CHRISTCHURCH, New Zealand (AFP) – The right-wing extremist charged over the horrifying attacks on New Zealand mosques appeared in court yesterday, while a shellshocked community began digging graves for the 49 people he stands accused of slaying.
Australia-born 28-year-old Brenton Tarrant stood largely impassive in the dock wearing handcuffs and a white prison smock, as the judge read the first of what are expected to be a host of murder charges he is likely to face.
He did not request bail and was remanded in custody until an April 5 court appearance.
Outside the courtroom, Christchurch residents struggled to deal with the aftermath of what is thought to be the worst act of terror against Muslims in the West.
Nearby, excavators were called in to remove the vast amount of earth needed to bury the dead, although police have not yet released the bodies to anxious families.
In a nearby hospital, doctors worked round the clock to treat 39 people for gunshot wounds and other injuries sustained in the attacks.
The wounded included a two-year-old boy and a four-year-old girl, who was in critical condition.

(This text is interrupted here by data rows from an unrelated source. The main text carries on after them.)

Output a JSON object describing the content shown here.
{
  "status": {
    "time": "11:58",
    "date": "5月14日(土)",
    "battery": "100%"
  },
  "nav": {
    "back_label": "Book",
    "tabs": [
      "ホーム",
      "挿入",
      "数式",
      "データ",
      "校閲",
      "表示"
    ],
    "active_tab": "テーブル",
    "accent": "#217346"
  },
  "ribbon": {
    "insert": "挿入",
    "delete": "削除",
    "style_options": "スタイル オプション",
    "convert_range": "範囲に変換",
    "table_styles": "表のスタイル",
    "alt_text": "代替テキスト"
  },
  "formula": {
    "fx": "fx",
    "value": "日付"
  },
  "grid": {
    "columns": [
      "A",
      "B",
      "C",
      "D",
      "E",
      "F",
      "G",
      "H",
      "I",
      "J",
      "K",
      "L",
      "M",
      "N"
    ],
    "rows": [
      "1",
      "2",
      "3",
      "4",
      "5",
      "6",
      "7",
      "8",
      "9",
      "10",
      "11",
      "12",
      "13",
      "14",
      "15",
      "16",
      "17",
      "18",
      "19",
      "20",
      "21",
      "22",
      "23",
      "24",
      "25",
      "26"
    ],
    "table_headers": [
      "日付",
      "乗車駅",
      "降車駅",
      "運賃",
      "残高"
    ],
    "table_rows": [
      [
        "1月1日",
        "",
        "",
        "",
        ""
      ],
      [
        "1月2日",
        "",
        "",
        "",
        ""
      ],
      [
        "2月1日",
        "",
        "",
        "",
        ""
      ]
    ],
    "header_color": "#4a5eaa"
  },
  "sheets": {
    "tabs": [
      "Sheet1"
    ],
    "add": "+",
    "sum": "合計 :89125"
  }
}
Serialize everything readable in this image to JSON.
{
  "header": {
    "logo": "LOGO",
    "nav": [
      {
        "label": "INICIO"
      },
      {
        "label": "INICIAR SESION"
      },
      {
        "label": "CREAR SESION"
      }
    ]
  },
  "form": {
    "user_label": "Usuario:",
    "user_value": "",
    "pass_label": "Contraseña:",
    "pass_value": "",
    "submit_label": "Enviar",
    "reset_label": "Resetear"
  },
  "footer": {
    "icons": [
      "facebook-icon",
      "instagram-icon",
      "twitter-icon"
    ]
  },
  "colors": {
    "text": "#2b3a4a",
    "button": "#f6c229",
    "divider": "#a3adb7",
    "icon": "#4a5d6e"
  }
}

The attack on the Al Noor and Linwood mosques has prompted an outpouring of grief and deep shock in this usually peaceful country, which prides itself on welcoming refugees fleeing violence or persecution.
Throughout the day people laid flowers at a makeshift memorial just beyond the police cordon around the Al Noor mosque, where most of the victims died.
Many offerings were accompanied by handwritten letters laden with sadness and disbelief, from residents of what one local driver called the “city of sorrow”.
“I am so sorry that you were not safe here. Our hearts are breaking for your loss,” read one of the notes.